Are Second Home Buyers Affected By This Tax Cut?
No, the tax cut applies only to purchases of a home made by first-time buyers. If you are already a homeowner and are looking to purchase your second home, this stamp duty holiday is not for you. The other factor that will come into play when considering the benefits of this reduced tax on property purchases is how long it will last.
With Brexit looming over us, no one knows what’s going to happen in regards to taxes or tariffs. For example, if it were announced that we would be leaving the EU without a deal in place, then most likely our government would end any kind of reduction in taxes and tariffs at once – even if it meant breaking an election promise.
Stamp Duty Holiday: Will It Benefit Buyers or Sellers?
Stamp duty holidays benefit buyers since it is buyers who pay the tax. Still, the evidence from 2008 leads me to conclude that many homeowners actually make money when property values increase.
Considering that their buyer won’t have to pay stamp duty means their price doesn’t have to be as high.

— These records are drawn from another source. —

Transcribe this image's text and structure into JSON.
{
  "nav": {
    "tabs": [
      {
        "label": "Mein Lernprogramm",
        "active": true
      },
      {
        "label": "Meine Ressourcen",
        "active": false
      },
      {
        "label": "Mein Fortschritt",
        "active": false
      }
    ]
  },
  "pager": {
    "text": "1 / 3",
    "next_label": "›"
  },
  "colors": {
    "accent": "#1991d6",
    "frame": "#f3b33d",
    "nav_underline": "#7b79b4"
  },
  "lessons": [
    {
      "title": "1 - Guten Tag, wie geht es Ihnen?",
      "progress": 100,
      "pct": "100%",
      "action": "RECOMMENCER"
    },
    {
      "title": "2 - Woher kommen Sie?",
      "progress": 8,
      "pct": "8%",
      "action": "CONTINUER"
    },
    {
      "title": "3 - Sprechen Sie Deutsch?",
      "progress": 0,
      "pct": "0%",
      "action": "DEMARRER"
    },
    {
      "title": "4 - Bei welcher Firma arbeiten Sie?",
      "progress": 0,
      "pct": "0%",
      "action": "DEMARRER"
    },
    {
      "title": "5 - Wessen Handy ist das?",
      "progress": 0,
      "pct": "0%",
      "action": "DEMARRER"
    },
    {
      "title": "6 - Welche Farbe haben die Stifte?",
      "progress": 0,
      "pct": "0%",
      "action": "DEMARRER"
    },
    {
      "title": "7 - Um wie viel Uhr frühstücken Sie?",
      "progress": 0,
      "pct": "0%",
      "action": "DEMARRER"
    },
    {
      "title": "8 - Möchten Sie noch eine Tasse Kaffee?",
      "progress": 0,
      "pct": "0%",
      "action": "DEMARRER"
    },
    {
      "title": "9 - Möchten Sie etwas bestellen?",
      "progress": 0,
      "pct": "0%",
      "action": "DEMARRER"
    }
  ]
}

They may especially consider it an incentive to keep their asking price high for properties costing a lot more.
Stamp duty can be in the tens of thousands, depending on how much a property costs. It really depends on who negotiates the best between the buyers and sellers as to who ultimately benefits. In the end, it’s likely that half of the difference in stamp duty will go to the sellers.
What Are Stamp Duty Rates from 1 October 2021?
Now that the holiday is over, the Stamp Duty rates are returning to what they were before 8 July 2020. If you’re buying a property to live in it, these are the rates
|Property price||Stamp duty rate|
|up to £125,000||Zero|
|portion from £125,001 to £250,000||2%|
|portion from £250,0001 to £925,000||5%|
|portion from £925,001 to £1.5 million||10%|
|remaining amount above £1.5 million||12%|
To continue with the previous example, if you buy a house for £750,000, the SDLT will be
0% on the first £125,000
2% on the next £125,000 = £2,500
5% on the remaining £500,000 = £25,000
Total SDLT = £27,500
You will also have to pay SDLT if you’re buying a shared ownership property. If you’re buying an additional residential property, such as a holiday home, you will usually have to pay 3% on top of SDLT.